D’une certaine manière, par rapport à son premier album, « Control », et à son successeur de 2019, « YU », le chemin vers le cœur de « Lover, Other » est plus flou. Pour la première fois de sa carrière, Lowe a résisté à la patine du perfectionnisme. Cherchant un répit loin de son hub londonien, qui avait teinté ses premières explorations de nocturnes orientées club avec des artistes électroniques comme FaltyDL, Machinedrum et Lil Silva, Lowe a fait des détours à Florence, Berlin, Devon et dans le village paisible de Madremanya en Espagne, avec seulement un « mini studio dans une valise ». De cette spontanéité, de l’expérience vécue et des connexions, Lowe a commencé à formuler son œuvre la plus complète et déroutante à ce jour.

« En tant que chanteuse, l’accent est mis sur la ligne principale. Ce chapitre était axé sur la recherche de moyens pour me libérer des griffes de l’idée d’une voix parfaite – d’une chanson parfaite », me confie la chanteuse originaire de Devon depuis sa base à Deptford, Londres, un lundi matin ensoleillé. « Je ne voulais pas tomber dans l’habitude de devoir trop éditer et affiner. J’ai lutté avec le souci du détail par le passé, et je ne pense pas que cela soit nécessairement propice à la liberté créative. »

Lowe a d’abord goûté à cette liberté enrichissante en travaillant sur son album collaboratif de l’ère pandémique avec le pianiste et artiste sonore, Duval Timothy. « Son », une suite chorale et harmonique de chansons centrées sur la voix comme dispositif textural et narratif, a été enregistré entre Londres et la Sierra Leone. Au cours de ce processus, Lowe est revenue à la source de sa formation musicale. « Utiliser ma voix comme un instrument, c’est ce que je faisais juste après l’université il y a dix ans », explique Lowe. Maintenant artiste indépendante, ayant rejoint le label indépendant Blue Flowers en 2020, elle n’est plus soumise à la pression des labels : elle crée selon ses propres termes. « Avec le projet avec Duval et cet album, tout semble boucler la boucle », ajoute-t-elle. « C’était le bon moment pour essayer de nouvelles choses. Je voulais exercer mon autonomie créative, faire entrer des collaborateurs dans mon orbite quand je le jugeais nécessaire, et vraiment m’investir dans la production. »
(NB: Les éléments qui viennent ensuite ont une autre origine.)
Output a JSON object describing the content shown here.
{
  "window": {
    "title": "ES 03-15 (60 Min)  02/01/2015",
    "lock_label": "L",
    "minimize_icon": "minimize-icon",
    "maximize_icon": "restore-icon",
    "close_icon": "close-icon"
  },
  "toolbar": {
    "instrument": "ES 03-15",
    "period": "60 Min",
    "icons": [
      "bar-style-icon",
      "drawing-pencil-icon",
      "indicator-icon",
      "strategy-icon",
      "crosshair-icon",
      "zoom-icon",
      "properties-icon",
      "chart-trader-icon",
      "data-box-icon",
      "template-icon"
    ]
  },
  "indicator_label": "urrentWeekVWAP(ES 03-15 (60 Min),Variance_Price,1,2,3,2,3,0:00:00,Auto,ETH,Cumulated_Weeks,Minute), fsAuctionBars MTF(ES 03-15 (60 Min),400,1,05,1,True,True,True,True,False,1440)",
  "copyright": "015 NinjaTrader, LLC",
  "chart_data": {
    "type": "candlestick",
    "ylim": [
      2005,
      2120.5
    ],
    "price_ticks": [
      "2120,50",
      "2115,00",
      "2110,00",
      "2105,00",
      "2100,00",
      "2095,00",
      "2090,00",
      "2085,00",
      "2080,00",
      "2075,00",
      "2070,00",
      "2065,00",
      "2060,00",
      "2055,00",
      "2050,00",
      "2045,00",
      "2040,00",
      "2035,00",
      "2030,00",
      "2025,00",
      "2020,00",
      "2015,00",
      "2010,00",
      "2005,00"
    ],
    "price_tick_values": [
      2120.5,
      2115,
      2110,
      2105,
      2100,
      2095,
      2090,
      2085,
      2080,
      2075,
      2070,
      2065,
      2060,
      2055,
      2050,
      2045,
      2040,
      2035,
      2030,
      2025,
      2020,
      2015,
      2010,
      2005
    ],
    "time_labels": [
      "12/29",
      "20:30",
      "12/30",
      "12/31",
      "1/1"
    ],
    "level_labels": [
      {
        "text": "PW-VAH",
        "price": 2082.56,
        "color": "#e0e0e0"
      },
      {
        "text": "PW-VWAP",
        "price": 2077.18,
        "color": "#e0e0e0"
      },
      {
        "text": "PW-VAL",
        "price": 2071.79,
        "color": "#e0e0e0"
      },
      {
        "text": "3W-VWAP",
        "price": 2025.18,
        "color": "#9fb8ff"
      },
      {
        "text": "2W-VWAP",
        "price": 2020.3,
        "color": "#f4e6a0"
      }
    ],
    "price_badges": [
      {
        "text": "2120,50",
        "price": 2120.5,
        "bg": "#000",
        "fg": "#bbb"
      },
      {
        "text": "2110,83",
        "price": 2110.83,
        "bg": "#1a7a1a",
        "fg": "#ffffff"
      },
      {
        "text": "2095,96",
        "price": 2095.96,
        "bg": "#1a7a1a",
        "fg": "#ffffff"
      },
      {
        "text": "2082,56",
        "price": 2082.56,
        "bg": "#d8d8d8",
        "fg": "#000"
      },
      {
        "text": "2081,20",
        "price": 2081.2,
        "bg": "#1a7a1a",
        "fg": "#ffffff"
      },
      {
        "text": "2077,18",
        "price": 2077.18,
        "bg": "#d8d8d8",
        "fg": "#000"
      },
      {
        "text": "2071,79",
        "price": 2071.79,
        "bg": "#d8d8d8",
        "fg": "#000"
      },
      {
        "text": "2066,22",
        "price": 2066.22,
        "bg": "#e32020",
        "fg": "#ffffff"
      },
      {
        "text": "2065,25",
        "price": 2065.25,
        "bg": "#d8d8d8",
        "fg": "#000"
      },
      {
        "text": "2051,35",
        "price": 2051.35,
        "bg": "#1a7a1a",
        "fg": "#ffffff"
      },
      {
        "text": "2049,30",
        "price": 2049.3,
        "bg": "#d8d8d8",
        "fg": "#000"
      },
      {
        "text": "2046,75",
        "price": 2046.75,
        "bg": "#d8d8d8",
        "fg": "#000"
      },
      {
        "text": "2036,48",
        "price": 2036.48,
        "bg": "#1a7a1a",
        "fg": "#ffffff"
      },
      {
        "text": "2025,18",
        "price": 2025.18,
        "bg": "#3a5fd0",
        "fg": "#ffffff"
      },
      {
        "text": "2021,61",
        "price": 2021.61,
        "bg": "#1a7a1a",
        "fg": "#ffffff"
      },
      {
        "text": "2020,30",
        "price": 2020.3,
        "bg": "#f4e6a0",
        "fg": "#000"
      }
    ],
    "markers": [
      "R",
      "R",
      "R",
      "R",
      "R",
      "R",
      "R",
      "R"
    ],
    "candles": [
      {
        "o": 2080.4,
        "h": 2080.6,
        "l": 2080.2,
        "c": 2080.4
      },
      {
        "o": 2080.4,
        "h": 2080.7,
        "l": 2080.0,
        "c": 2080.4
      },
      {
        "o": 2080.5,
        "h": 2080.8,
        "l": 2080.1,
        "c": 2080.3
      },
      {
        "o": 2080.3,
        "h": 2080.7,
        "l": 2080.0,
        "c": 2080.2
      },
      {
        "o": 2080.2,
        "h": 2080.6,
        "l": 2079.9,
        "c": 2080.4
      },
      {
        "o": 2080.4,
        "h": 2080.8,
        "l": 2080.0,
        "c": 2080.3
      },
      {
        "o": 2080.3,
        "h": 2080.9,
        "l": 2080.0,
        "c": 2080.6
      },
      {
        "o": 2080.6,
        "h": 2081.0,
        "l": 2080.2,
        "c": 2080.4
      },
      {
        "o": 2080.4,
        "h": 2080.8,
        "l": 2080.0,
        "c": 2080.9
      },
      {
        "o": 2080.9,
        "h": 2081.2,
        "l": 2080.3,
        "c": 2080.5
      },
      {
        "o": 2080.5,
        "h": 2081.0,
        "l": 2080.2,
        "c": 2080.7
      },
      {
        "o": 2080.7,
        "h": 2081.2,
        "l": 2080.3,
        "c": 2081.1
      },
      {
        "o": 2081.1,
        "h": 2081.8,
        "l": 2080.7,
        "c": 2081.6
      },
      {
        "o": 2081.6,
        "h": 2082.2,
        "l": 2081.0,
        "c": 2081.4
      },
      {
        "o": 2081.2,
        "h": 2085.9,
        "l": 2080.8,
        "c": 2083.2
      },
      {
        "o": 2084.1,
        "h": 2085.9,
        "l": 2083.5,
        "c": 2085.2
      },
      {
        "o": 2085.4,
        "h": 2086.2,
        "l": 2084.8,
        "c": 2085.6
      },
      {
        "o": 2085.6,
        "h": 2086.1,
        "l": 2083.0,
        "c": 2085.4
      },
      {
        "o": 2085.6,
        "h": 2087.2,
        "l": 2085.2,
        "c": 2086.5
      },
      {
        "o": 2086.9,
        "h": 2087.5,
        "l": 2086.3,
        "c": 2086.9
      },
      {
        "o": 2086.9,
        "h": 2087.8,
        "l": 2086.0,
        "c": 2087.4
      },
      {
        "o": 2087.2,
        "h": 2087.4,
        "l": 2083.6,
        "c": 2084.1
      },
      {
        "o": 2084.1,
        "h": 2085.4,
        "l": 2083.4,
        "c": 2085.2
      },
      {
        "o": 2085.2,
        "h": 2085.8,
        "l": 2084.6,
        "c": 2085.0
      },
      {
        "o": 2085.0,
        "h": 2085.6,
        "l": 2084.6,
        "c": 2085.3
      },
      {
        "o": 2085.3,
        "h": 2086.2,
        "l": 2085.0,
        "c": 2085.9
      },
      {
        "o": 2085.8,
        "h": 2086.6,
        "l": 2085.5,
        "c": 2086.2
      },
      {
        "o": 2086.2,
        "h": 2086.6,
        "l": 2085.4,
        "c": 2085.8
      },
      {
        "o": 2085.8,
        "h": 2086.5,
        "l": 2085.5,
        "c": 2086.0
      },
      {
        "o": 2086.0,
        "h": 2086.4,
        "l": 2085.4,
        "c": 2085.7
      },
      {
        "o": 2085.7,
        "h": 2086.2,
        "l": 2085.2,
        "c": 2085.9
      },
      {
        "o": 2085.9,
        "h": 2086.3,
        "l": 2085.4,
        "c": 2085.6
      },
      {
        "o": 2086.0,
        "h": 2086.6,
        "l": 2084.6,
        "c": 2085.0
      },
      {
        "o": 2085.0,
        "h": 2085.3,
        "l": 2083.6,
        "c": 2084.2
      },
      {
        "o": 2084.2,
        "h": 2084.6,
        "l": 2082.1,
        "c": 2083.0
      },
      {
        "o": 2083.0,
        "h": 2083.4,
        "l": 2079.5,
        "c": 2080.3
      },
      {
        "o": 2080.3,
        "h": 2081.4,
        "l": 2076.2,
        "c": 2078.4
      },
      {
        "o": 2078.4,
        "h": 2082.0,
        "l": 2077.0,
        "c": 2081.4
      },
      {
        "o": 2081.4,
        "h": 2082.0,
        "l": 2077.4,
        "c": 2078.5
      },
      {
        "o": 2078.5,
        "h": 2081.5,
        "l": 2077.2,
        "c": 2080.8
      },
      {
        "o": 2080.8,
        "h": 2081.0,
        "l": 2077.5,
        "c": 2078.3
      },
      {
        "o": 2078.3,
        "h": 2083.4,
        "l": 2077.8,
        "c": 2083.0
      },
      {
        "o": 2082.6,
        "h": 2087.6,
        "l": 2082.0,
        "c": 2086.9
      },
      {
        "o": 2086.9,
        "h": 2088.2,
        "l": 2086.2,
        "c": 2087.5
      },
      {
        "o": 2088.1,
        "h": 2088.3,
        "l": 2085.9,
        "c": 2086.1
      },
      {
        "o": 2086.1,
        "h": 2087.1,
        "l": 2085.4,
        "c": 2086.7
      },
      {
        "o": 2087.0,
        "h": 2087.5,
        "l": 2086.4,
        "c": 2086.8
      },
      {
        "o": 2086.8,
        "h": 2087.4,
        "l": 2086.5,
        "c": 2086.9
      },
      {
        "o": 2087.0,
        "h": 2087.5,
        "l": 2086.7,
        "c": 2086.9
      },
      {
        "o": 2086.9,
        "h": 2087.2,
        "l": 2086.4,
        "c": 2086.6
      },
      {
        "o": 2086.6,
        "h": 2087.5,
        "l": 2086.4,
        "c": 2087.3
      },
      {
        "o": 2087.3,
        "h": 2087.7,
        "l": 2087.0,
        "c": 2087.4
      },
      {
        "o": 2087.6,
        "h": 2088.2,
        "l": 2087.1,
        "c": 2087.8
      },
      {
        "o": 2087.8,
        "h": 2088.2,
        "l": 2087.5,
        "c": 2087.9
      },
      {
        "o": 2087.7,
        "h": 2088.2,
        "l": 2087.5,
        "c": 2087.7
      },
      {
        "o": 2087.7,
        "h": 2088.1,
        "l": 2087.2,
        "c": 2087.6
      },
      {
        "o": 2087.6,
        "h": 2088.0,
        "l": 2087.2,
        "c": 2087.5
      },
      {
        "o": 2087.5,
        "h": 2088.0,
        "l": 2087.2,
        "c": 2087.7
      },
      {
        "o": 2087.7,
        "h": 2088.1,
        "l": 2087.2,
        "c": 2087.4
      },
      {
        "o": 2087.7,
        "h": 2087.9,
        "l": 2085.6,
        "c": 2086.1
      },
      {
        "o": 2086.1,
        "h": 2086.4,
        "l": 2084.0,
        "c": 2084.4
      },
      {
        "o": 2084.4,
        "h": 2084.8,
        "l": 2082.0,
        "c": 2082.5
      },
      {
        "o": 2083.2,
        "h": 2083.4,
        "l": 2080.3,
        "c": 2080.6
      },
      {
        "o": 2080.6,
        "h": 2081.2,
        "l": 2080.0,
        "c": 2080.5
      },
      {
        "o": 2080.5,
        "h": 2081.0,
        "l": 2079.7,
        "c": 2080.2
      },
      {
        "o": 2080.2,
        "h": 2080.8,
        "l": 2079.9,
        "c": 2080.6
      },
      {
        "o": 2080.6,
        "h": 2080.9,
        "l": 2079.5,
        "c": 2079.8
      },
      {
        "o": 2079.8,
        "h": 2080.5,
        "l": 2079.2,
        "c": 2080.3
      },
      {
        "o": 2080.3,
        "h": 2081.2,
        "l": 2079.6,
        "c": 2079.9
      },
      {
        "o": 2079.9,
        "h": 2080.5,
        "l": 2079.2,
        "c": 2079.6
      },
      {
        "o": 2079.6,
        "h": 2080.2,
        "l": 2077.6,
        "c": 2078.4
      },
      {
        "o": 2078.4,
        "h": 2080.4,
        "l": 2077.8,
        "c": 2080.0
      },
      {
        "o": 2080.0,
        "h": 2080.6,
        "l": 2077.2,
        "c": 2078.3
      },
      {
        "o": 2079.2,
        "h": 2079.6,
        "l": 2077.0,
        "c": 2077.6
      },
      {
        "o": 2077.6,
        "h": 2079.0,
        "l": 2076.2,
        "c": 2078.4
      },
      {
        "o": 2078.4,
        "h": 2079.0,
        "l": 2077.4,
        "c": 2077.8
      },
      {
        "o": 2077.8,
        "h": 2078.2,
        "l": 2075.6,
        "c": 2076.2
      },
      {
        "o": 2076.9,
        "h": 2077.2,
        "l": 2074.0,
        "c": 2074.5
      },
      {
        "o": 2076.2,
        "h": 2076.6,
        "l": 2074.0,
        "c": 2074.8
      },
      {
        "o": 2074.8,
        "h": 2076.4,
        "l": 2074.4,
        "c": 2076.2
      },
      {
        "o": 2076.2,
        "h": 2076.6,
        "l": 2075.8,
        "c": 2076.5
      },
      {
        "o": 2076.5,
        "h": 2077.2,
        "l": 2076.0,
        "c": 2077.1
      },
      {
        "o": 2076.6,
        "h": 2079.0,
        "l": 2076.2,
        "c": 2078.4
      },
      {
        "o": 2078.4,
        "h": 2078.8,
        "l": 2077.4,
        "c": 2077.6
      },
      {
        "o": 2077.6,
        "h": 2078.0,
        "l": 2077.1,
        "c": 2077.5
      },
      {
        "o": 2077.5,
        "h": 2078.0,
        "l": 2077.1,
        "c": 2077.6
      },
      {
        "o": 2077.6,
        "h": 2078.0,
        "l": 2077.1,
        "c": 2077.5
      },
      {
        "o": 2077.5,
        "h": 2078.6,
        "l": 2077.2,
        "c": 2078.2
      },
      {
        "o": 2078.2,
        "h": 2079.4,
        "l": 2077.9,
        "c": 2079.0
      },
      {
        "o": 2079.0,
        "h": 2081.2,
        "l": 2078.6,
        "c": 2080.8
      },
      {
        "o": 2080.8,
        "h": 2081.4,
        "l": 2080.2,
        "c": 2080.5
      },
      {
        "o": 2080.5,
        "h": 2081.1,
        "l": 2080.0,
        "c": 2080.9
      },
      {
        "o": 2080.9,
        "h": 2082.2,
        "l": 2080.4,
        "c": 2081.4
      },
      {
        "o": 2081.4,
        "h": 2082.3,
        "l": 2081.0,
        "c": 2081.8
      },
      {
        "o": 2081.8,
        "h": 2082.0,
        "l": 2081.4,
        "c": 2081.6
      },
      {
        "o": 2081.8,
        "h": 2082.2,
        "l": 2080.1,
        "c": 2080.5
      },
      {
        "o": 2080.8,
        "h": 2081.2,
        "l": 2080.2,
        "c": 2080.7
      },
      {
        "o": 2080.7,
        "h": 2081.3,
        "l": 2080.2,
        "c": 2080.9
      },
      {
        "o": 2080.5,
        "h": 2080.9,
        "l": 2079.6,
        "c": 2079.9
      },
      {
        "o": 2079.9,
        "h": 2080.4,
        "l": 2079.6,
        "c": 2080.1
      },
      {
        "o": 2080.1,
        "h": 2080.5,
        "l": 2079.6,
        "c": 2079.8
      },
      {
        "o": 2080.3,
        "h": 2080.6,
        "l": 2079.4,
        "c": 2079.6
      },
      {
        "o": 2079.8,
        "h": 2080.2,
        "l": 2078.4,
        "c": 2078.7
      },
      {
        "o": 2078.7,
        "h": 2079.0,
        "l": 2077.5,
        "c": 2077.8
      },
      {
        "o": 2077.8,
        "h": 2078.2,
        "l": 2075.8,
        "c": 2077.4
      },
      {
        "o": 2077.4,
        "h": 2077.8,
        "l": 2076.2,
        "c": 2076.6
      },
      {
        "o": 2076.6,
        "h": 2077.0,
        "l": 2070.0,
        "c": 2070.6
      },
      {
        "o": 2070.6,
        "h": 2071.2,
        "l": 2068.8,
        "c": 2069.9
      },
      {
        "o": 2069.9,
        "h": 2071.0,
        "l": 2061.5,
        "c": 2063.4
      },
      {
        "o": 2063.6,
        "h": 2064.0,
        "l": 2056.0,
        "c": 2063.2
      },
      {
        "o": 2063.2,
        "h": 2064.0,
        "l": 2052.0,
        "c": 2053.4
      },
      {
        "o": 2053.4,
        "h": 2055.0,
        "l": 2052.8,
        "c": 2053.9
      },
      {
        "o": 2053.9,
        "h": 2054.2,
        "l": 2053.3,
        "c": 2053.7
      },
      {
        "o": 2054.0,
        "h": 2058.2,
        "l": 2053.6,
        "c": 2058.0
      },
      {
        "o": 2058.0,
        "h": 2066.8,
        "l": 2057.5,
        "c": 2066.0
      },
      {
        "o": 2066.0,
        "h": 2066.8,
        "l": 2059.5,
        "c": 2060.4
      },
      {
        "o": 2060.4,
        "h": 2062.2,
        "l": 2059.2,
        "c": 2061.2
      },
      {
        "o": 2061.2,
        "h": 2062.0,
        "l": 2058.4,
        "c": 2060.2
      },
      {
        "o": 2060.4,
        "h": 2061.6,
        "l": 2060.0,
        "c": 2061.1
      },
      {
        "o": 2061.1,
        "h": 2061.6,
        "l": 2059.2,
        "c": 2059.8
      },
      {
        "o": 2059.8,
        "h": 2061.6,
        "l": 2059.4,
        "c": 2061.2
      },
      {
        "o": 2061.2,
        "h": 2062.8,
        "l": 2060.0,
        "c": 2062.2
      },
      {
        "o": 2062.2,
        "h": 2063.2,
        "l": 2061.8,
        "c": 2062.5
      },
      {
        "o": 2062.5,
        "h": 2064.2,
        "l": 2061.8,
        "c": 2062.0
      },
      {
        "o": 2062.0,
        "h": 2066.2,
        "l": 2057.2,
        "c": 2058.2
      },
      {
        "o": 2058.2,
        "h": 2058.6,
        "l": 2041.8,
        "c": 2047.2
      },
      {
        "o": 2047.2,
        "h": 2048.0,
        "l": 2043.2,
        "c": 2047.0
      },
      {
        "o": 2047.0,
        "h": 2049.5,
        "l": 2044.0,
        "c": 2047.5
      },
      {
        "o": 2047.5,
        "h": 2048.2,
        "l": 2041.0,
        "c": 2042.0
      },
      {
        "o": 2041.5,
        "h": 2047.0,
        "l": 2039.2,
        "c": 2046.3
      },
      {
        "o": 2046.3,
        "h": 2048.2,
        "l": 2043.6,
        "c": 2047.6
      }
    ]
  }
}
La voix de Lowe – découpée, stratifiée, harmonisée – est sa muse sur « Lover, Other », un protagoniste à part entière dans son propre récit, animé par des rythmes de bossa et de samba baignés de soleil, des interludes RnB ombragés et des expériences électro-clash aiguisées. « Sur certaines pistes, les voix semblaient trop propres ou précises, et je ne voulais pas de cela. Je voulais que mes voix soient spontanées et libres. J’ai enregistré sur bande pour ne pas pouvoir éditer les voix ; j’ai éteint l’ordinateur et enregistré directement dans le sampler », explique Lowe.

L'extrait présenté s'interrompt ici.